Elle m’a téléphoné en m’expliquant qu’elle avait eu mon nom par d’autres collègues. À partir de mon expérience dans l’institution, elle voulait m’interviewer pour un documentaire en plusieurs parties sur la psychanalyse, particulièrement pour une partie clinique qui évoquerait parmi d’autres questions l’autisme. Après un entretien préliminaire à Paris, elle m’a interviewé chez moi, à Bruxelles, dans mon cabinet, pendant trois heures environ, avec son assistant. L’entretien s’est passé sans difficultés a priori, c’est-à-dire n’a rien laissé paraître de ses intentions malveillantes.
Quand avez-vous découvert le résultat ?
Quand le film a été diffusé sur Internet. Elle m’avait dit, ainsi qu’à mes collègues, qu’elle préparait le film pour la télévision, qu’elle nous le montrerait avant, mais qu’elle n’était pas certaine d’avoir les contrats. Je n’ai rien vu venir dans les mois suivants et j’ai simplement pensé qu’elle n’avait pas eu ses contrats. Des collègues m’ont signalé que le film était visible sur le site d’Autistes sans frontières. C’est là que je l’ai découvert.
Selon Sophie Robert, elle ne s’était pas engagée à vous présenter le documentaire avant sa diffusion.
Je regrette ! Elle ne m’a pas remis d’écrit le stipulant, certes, mais elle me l’a dit : « Bien entendu, je vous le ferai voir dès qu’il sera prêt, avant sa diffusion, sans doute au premier trimestre 2012. » Je ne le lui avais d’ailleurs pas demandé.
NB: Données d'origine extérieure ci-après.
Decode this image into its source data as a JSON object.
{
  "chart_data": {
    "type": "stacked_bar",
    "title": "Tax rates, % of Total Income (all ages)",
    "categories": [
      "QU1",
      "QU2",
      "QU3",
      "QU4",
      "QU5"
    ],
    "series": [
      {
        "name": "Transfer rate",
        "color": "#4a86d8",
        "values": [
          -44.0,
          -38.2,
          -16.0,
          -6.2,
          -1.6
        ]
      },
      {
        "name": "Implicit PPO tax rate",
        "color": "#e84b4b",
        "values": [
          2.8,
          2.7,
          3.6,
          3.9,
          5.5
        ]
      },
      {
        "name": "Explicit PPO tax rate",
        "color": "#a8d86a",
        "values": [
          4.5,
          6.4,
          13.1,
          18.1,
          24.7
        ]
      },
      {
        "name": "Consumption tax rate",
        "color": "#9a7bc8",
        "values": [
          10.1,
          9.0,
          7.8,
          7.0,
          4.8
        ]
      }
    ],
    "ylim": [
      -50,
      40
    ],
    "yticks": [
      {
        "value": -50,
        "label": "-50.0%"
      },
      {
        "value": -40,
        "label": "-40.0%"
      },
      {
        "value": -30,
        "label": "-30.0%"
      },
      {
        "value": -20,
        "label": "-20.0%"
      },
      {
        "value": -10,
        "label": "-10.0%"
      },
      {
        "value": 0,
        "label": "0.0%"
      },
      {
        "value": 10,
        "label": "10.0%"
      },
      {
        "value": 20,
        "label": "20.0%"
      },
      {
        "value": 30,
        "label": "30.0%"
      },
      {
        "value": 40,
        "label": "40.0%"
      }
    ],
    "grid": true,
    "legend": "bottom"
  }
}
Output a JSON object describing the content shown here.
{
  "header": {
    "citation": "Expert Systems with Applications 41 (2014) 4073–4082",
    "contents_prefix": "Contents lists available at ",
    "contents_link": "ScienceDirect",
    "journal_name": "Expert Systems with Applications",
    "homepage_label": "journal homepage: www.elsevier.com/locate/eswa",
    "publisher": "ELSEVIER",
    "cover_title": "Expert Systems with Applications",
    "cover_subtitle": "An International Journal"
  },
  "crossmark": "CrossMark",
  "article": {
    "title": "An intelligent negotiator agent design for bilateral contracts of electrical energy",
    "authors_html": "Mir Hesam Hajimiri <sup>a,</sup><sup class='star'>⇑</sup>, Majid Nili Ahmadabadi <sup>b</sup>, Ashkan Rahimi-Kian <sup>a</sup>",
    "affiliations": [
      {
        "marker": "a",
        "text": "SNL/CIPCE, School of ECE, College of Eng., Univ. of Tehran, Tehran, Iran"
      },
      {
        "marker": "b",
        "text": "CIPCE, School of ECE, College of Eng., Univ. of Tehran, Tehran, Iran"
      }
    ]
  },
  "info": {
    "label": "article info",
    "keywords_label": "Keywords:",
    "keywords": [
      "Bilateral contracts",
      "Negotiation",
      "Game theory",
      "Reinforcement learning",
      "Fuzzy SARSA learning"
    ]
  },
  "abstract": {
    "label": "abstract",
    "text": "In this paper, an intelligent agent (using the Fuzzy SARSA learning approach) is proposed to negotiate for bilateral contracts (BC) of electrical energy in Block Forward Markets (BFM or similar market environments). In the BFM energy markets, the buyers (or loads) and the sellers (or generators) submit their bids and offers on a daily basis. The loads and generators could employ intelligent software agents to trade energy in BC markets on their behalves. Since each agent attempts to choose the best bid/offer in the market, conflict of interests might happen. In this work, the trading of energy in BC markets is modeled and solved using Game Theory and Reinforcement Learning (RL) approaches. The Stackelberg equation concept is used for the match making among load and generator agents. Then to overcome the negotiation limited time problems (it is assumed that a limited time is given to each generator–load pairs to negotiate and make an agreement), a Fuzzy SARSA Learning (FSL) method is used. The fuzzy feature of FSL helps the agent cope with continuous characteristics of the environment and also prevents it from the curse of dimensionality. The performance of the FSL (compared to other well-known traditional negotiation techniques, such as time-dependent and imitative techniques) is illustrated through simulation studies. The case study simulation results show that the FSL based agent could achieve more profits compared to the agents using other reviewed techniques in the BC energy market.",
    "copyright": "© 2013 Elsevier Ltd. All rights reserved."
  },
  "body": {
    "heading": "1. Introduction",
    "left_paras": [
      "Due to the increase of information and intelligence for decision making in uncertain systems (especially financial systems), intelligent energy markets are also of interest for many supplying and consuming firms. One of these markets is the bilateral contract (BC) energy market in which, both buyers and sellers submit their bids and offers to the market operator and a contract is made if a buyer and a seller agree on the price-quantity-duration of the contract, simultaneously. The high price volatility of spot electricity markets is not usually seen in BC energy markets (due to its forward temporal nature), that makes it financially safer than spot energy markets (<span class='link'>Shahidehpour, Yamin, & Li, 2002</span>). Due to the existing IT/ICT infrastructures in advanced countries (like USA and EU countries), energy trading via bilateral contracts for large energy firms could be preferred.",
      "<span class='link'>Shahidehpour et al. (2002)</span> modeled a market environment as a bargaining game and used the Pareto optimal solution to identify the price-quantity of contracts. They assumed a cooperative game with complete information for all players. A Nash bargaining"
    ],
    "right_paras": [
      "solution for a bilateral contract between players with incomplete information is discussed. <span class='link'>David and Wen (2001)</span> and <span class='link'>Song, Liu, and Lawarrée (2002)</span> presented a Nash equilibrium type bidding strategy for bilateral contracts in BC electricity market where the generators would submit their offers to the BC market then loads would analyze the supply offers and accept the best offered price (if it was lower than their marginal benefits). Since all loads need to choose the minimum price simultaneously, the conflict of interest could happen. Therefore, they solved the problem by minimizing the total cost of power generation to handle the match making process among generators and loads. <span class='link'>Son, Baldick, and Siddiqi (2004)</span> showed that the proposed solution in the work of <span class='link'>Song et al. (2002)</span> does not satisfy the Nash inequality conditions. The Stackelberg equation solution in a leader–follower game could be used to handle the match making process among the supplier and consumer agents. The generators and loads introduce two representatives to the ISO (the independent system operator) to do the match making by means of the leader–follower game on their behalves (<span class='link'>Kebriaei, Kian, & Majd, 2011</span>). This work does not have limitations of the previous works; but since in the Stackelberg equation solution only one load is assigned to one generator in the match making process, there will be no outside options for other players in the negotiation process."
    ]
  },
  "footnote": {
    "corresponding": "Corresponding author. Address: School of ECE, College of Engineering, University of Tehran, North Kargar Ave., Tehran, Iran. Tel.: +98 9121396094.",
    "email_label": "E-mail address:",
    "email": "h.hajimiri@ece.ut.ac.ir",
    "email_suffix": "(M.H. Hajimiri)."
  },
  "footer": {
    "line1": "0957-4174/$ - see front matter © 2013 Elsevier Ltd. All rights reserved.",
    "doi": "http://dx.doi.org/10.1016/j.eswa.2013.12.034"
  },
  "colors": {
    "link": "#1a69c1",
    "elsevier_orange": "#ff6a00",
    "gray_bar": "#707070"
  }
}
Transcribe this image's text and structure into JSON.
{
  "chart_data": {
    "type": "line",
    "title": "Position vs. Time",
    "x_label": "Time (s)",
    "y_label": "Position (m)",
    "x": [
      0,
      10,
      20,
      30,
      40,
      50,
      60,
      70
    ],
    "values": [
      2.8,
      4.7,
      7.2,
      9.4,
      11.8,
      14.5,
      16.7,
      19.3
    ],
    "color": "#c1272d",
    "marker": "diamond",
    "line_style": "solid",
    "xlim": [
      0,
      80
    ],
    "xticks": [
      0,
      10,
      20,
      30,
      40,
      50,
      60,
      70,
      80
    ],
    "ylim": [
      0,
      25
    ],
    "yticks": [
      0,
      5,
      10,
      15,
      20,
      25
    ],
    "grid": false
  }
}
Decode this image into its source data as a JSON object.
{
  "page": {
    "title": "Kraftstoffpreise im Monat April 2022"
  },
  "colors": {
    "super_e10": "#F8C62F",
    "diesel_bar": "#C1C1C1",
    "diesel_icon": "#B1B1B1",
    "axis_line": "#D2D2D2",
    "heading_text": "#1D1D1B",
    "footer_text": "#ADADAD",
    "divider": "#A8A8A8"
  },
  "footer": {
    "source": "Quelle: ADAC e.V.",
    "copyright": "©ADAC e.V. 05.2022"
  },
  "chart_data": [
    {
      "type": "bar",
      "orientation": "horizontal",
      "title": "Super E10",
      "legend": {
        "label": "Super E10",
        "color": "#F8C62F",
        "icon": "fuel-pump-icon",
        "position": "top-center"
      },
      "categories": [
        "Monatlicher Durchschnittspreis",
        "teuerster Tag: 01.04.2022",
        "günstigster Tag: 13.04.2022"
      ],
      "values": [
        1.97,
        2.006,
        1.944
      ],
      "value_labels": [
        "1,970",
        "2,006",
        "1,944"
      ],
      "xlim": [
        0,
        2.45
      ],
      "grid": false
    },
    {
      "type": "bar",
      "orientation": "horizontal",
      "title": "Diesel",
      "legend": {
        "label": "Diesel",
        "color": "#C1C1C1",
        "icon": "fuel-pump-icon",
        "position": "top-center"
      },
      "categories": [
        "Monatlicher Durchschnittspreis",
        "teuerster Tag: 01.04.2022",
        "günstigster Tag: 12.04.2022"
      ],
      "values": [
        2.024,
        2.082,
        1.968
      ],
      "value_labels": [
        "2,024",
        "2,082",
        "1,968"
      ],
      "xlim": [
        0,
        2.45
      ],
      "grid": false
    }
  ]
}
Qu’avez-vous ressenti devant le film ?
J’ai trouvé ça scandaleux. Mes propos me sont tout de suite apparus profondément déformés. Au début du film, elle dit que les psychanalystes voient dans une mauvaise relation maternelle la cause de l’autisme. Et là, elle me donne la parole. Or je me souvenais très bien avoir précisé à plusieurs reprises dans l’interview que l’autisme n’est en rien causé par les parents. Après avoir consulté un avocat, j’ai saisi le tribunal de Lille avec mes collègues pour demander les rushes, ce que la justice nous a accordé. Sophie Robert a fait appel sur ce point, mais nous avons gagné. J’ai pu alors voir les rushes quelques jours avant la plaidoirie de notre avocat, le 8 décembre : on m’y entend tout à fait clairement dire que les parents ne sont pas la cause de l’autisme, qu’ils ne sont pas coupables, que ça n’est pas dû à eux, contrairement à la thèse du film qui dit que les psychanalystes culpabilisent les parents. À plusieurs reprises, Sophie Robert pose pourtant des questions en ce sens : « Est-ce que ça ne serait pas quand même un peu à cause de la mère ? Et dans l’utérus ? » Ça m’avait un peu surpris comme question. Elle avait essayé de me piéger pour retenir les propos les plus proches de ce qu’elle essayait de démontrer, alors que je disais explicitement le contraire. Je disais seulement qu’évidemment, si une mère est très dépressive pendant la grossesse, ça peut avoir des conséquences pour l’enfant, mais ce n’est pas automatique, ce n’est pas sûr, et cela ne produit pas nécessairement de l’autisme.
Au lieu de saisir la justice, pourquoi ne pas vous être contenté d’un débat public ou ne pas avoir demandé un droit de réponse, ou un encart exprimant votre désapprobation au début du documentaire, par exemple ?
Parce que l’affaire est vraiment très grave, et vise de façon très malveillante la psychanalyse et nous-mêmes. Elle nous accuse de culpabiliser les parents, alors que nous faisons le contraire. On ne peut laisser passer ça avec seulement une petite mise au point.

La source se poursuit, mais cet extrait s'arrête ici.